Can be. After all we are here to laugh at fake penalties and to comment 'this Ref sucks' during the matchday.

Holy shit, someone used this comic reference in some scientific paper :lol:

Competitive Balance in Team Sports:The Scoring Context, Referees, and Overtime
http://www2.econ.uu.nl/users/l.groot/JITE Scoring.pdf

In the Donald Duck paperback Football Fever, Gyro Gearlose invents an infallible
referee. This robot-referee, with caterpillar tracks, can decide meticulously whether
a ball has passed the line or not, whether it was offside or not, and so on. It can even
see what is going on behind its back, thanks to hidden cameras on its body. When
players or coaches disagree, the robot-referee sends the images to a giant screen,
so that everyone can see that it was right, as always. Uncle Scrooge McDuck sells
the robot for big money to the football association and Donald is rewarded with
a season ticket; after all, it was his idea and he did teach the robot all the rules!
However, after some weeks, fan attendance drops, a commentator is fired and even
Donald prefers to stay at home instead of going to the Sunday afternoon match.
Pressure mounts and so, before the season comes to an end, the robot-referee is
abolished and everything returns to normal; that is, the fans, players, commentators,
and coaches return to their quarrelling over the referee’s controversial decisions.
The grain of truth in the story is that a perfect, infallible referee is not necessarily an
improvement for soccer. My claim is that due to the notoriously erratic performance
of referees in soccer, CB is higher than it otherwise would be, provided errors are
made in an impartial way. Intuitively, a referee making random errors produces
noise that disturbs the outcome of the match towards a more balanced outcome than
would be the case where the outcome is only determined by relative team qualities.
If referees tend to be “homers” – deciding on average in favour of the team playing
at home – then the effect of the fallible referee is likewise the home advantage
effect, which is also conducive to CB. Only if referees are on balance favouring the
stronger teams might the introduction of a fifth official with a monitor improve the
level of CB.8
 

Ocelot

Midnight Marauder
Jul 13, 2013
18,943
When Roma players spend two minutes complaining there isn't time to check the replay?
So how do we decide which decisions should be checked and which shouldn't?

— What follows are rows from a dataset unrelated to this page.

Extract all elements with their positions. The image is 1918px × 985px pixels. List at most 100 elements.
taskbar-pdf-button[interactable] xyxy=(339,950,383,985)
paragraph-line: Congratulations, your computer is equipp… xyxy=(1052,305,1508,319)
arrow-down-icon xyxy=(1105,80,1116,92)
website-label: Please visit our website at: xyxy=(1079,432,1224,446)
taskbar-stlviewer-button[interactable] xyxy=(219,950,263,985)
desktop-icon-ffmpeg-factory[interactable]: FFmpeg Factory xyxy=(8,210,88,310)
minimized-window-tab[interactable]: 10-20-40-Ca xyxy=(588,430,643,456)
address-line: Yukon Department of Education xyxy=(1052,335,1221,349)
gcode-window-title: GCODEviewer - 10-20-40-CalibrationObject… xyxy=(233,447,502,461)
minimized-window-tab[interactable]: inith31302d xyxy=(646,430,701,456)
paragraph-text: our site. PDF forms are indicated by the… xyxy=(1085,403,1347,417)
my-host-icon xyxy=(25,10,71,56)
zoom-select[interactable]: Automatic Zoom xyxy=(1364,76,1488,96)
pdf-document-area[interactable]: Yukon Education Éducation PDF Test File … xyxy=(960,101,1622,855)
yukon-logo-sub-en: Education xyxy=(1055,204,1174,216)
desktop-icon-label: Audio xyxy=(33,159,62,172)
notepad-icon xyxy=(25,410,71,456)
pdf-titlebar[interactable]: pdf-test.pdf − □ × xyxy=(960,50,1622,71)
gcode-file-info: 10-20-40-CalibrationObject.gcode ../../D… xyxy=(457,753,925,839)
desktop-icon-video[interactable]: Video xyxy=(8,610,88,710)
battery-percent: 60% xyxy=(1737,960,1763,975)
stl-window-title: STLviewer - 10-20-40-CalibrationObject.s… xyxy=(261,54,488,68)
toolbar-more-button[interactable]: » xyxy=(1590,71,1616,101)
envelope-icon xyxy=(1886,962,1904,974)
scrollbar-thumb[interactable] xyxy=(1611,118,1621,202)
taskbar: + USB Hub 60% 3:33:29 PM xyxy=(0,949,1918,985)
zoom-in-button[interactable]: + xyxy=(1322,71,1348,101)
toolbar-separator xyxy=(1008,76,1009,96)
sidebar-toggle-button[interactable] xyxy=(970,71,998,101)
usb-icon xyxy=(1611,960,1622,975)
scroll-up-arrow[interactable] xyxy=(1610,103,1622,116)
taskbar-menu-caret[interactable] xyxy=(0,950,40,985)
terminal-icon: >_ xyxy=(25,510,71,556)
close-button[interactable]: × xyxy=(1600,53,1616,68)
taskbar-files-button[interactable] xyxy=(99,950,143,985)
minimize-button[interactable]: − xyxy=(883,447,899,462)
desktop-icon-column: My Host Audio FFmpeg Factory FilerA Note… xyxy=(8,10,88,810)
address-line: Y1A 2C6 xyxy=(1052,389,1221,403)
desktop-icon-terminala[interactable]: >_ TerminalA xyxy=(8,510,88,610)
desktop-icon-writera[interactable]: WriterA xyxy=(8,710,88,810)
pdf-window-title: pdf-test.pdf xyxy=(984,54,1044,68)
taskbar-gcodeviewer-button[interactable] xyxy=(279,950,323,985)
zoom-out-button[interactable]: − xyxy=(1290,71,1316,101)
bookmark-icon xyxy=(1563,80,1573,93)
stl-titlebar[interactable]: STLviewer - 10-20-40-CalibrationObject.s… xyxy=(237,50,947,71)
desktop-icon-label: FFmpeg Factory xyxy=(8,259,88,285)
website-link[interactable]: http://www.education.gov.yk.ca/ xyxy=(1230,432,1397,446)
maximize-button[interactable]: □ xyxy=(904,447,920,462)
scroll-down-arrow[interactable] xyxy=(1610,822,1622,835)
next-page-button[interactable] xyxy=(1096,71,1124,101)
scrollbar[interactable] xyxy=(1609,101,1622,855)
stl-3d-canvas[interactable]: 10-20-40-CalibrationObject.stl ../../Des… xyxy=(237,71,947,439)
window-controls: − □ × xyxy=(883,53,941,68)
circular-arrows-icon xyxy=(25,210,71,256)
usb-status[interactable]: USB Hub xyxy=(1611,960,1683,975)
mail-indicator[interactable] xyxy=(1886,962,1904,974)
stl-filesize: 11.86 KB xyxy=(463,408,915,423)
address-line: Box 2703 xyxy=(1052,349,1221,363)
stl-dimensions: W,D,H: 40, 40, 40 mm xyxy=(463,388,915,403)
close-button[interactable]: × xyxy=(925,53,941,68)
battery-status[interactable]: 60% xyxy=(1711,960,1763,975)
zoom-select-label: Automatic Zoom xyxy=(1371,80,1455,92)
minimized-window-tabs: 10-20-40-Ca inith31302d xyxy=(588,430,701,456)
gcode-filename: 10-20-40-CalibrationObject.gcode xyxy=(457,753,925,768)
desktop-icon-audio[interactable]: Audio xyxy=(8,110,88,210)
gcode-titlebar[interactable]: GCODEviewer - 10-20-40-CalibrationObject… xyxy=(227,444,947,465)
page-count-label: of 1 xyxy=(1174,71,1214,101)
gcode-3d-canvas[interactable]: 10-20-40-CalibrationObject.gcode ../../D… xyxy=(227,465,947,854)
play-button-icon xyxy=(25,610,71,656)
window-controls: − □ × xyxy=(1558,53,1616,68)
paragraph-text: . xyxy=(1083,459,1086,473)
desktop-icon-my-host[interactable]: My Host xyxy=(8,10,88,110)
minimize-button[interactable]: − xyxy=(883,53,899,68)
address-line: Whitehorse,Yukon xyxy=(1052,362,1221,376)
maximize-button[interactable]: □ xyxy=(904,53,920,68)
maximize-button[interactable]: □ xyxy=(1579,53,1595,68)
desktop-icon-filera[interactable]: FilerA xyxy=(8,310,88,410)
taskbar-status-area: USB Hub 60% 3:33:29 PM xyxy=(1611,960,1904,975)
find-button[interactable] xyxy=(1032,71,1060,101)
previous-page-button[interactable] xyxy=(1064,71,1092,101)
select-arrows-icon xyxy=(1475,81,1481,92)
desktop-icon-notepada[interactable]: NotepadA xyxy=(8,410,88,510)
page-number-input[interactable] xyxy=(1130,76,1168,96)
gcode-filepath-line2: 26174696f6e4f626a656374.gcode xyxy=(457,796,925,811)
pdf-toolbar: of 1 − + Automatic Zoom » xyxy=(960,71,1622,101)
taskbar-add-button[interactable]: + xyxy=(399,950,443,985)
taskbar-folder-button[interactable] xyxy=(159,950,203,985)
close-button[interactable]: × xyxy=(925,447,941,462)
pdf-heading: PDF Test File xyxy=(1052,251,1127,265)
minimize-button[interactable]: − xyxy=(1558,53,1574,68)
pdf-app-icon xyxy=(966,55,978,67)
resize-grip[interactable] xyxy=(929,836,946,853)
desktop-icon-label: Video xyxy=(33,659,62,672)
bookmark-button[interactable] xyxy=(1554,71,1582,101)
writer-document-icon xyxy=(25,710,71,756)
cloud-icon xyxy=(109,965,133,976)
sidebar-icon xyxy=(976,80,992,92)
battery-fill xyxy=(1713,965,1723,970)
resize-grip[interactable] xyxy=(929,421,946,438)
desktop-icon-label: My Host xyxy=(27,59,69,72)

Also, for exampe with offsides, once the call is made the play is stopped. If the decision turns out to be wrong where do you restart the play?


I'm all in favor of technological aid once there aren't any downsides to it, hence my support for goal-line technology, and I could see an automatic offside system based on computers tracking the movements of the players and the ball in few years, but replays have so many negative aspects to them.